To illustrate this, here is an example of how to reproduce. Lets say Joe User
has installed a tool called SOMETOOL and he'd like to associate them with
ms-windows executables.

1. Find a ms-windows executable (ie, a file compiled with mono or an installer
or something)
2. Edit the file's properties (right click, properties) then choose Edit File
Type (the little tool button)
3. Application Preference Order lists the applications to use. User clicks ADD
and types in SOMETOOL. He clicks ok. It adds SOMETOOL at the top.
4. (Here's where it messes up). User decides he doesnt like seing SOMETOOL in
the list and would prefer that it showed up as "Some Useful Tool" when he right
clicks to open the file.

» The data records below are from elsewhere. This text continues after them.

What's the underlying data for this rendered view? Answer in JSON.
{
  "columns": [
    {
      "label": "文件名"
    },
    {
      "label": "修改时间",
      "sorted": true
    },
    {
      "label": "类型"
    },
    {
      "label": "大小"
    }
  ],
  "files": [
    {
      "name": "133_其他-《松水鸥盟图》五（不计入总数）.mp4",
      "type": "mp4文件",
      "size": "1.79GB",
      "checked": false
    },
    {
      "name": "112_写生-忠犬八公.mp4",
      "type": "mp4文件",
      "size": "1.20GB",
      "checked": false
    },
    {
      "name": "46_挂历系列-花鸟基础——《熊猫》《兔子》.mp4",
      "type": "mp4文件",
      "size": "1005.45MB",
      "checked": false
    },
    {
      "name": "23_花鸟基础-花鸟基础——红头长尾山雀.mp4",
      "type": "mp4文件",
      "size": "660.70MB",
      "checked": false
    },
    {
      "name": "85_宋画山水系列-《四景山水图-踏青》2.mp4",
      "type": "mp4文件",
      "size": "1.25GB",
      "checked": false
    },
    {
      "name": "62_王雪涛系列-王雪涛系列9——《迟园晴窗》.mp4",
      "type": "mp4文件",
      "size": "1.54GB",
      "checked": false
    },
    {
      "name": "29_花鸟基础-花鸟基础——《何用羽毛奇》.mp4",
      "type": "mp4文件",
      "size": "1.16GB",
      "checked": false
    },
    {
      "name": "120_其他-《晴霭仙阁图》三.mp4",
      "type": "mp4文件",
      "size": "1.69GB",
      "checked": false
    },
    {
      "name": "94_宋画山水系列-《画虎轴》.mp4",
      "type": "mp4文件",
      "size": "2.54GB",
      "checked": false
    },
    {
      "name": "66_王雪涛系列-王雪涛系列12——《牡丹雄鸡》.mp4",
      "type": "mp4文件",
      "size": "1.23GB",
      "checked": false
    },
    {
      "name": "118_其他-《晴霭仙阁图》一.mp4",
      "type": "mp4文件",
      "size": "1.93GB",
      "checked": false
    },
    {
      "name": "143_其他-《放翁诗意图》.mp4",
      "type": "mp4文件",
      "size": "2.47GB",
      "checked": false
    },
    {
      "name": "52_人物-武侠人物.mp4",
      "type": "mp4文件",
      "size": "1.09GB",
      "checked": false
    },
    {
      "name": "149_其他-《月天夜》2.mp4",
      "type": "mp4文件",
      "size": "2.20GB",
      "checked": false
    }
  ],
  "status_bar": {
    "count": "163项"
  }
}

So the user selects SOMETOOL from the application
preference order dialog and clicks 'edit'
5. The dialog that pops up is actually editing the desktop file. This is not
really all that clear. The user sees SOMETOOL in the edit box, so he assumes
that controls the name displayed to him. So he changes that to "Some Useful
Tool" and clicks "OK". Then closes all the dialogs and assumes it worked. KDE
says "updating system settings"
---> Unbeknownst to the user, kde has renamed the desktop file to "Some Useful
Tool.desktop" without updating its cache or whatever. This means that the file
type has disappeared from the "open with" dialog! In fact, in some cases, I've
seen it remove ALL file types from that mimetype, having overridden them! This
has led to "unknown mimetype - application/octet-stream" which is a rather
serious issue.
---> The file type has also disappeared from the properties and associations
dialog if you right click on the file and choose properties -> edit file type.
Its just GONE.
---> If you try to add the same file type again, it will call it something like
SOMETOOL-2 and other wierd things can happen. It will leave the renamed
filetype in your desktop .hidden folder. Rebooting causes other behavior.

Once when I did this, it wiped my application/executable mimetype (or something
similar) and applications like amarok would pop up hundreds of dialogs about
missing mimetype at launch time. Very irritating. to fix it, I had to go to
kde's mimetype editor and manually create application/octet-stream or whatever,
to restore it. This happened without me ever deleting any mimetypes.